Я пропотел сильнее обычного. Стоя под душем, я попытался воспроизвести в памяти ощущение живительной кончины, но от нее остались лишь далекие отголоски.

Я выпил пива.

Послышались звуки цепей, и на снегу остановился «мерседес» Нацуэ. Я открыл. Нацуэ остановилась в дверях. Казалось, она оцепенела, будто не ожидала от меня столь широкого жеста.

– Ты сказал, что был в коконе, – заговорила она, снимая пальто и присаживаясь на диван в гостиной.

– Выпить не желаешь?

– Нет, спасибо.

– Мне хочется с тобой переспать. У тебя такое спелое сочное тело, в жар бросает.

– Ох уж эта манера изъясняться. Меня не трогают твои позывы. Все это можно преподнести и по-другому. Да уж, в этом смысле ты все такой же.

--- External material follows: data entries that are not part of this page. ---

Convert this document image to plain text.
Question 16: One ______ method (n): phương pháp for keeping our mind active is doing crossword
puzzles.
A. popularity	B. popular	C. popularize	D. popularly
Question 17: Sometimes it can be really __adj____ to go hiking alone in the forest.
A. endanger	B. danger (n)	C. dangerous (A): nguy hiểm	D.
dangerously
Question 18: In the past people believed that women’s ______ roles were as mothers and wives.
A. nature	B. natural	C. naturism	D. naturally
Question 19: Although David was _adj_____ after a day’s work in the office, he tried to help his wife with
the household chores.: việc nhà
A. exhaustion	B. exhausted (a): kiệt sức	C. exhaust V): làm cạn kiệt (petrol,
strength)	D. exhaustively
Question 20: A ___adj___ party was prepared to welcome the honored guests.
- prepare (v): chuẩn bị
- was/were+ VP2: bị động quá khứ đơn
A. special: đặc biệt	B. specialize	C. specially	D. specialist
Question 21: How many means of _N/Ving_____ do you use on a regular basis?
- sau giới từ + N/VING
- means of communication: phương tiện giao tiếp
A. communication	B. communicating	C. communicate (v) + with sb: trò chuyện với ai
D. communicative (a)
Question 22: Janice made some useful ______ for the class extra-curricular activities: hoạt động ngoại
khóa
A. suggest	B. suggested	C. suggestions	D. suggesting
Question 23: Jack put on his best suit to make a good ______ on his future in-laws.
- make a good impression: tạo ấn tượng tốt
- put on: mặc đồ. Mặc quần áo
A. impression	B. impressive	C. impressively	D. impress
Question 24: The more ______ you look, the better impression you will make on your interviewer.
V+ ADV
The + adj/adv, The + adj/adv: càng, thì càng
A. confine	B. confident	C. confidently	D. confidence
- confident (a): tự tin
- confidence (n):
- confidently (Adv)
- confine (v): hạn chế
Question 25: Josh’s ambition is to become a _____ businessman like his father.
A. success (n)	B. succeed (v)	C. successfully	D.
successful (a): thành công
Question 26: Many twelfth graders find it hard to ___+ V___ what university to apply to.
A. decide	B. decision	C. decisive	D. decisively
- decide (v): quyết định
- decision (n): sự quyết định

– А что тебе больше нравится: то, каким я был, или новый, здравомыслящий и обыденный?

– Ни тот, ни другой. Да с тобой просто страшно. Не ожидала таких перемен. Я по телефону сказала, что мне жутко, сейчас ты и вовсе подтвердил мои опасения. Все из-за картины.

– Я ее написал и с тех пор меня вообще не тянет к холсту. А когда я не хочу рисовать, я становлюсь как деревянная кукла.

Нацуэ сунула в губы сигарету и чиркнула дорогой зажигалкой.

– Деньги еще остались?

– Да мне их девать уже некуда.

– Видно, зря мне казалось, что пребывание в коконе чего-то стоит.

– Когда нужно, беру и трачу. Я бы и сейчас потратил, да только мне ничего не хочется.

Я направился к спальне.

– Дай хотя бы принять душ, – сказала Нацуэ, затушив сигарету. Вставать она не торопилась: сидела и задумчиво смотрела в камин.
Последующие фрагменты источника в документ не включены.